Ethan called to them from the door, then jogged over to join them.
“I’d like you to stop by and talk to Cas as soon as possible, Melia. He seems to be getting more and more confused these days.” To Johnny he said, “You take care in the swamp. All kinds of danger in there. And I don’t just mean from gators.”
Johnny didn’t say a word until Ethan was gone. Then he shook his head. “Thinly veiled threats say to me that he likes you a whole lot more than you realize. He’s also not buying our cousin from California story.” He started to take her hand, but she pulled away before he could.
“You ruined me for a lot of men, Johnny.”
“Travers isn’t your type. I know it, you know it, and he would, too, if he thought about it.”
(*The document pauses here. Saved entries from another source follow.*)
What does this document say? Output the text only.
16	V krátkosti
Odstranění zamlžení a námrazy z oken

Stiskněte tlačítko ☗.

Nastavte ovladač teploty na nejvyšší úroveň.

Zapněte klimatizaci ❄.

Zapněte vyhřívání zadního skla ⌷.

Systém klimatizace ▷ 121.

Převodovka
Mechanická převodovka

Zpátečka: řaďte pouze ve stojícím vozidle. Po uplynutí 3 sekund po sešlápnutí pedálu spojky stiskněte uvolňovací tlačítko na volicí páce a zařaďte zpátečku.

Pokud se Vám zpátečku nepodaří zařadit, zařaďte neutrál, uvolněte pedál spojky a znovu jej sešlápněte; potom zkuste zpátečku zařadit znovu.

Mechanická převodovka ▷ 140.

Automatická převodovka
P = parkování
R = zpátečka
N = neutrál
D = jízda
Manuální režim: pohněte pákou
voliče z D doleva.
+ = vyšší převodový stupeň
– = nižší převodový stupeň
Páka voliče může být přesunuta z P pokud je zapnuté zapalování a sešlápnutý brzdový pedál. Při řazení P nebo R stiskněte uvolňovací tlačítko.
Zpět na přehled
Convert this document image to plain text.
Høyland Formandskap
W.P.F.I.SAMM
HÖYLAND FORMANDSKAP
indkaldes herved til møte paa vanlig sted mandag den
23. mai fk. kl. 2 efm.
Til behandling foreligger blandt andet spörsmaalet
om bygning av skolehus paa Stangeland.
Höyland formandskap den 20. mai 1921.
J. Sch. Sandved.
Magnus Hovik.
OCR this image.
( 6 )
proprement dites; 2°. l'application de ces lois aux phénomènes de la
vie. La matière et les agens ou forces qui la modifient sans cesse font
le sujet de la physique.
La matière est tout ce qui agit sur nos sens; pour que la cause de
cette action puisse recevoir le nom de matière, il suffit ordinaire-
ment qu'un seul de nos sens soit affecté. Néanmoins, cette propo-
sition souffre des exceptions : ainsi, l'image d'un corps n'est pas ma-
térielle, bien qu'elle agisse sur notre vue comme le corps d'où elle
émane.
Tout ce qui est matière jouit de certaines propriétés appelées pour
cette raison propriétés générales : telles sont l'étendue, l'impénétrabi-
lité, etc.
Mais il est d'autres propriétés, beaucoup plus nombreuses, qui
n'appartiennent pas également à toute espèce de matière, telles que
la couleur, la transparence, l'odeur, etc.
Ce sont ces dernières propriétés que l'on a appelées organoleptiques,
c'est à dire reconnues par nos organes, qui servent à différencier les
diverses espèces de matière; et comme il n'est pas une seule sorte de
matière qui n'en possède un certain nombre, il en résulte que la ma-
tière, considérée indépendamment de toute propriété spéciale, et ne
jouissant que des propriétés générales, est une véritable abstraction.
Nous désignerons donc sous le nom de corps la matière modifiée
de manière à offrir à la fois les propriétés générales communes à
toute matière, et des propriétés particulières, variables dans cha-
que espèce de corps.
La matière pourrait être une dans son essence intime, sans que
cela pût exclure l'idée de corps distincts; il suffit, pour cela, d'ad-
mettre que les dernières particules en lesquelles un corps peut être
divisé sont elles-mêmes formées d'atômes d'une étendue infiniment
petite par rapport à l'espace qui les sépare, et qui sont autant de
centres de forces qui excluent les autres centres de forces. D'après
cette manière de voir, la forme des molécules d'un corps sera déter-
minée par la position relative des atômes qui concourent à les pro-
“Meaning solid and dependable aren’t for me?” She climbed into the cab and folded her arms until he dropped into the seat next to her. “Has it occurred to you that my taste in men might have changed?”
“Not that much, it hasn’t. The chicken farmer would drive you to drink with his over-the-top Gaston impression, and the John Denver lookalike would bore you to tears in a week. I’m not trying to tell you who you should want, but I know you well enough to understand who you never will.”
Irritation rose, even if he wasn’t entirely wrong. “Books, Johnny. You’re judging them by their covers. I’m not the woman I was three years ago, and the men in this town aren’t as insipid as you—”
He had her head cupped and his mouth on hers before she could finish the sentence. The burn was immediate, with hunger for him scrambling hard on its heels. She let him draw her forward.
She knew it was wrong, but she couldn’t stop herself. It was three years ago all over again. Need clawed. When he shifted, she opened her eyes just wide enough to see his face. She started to slide her arms around his neck. And stopped dead when she spied a wrapped box on the seat behind them.
…
James Mockerie loved the desert. Swamps, not so much. That’s why he’d sent people in to be his eyes—and, where necessary, his ears, arms, and legs.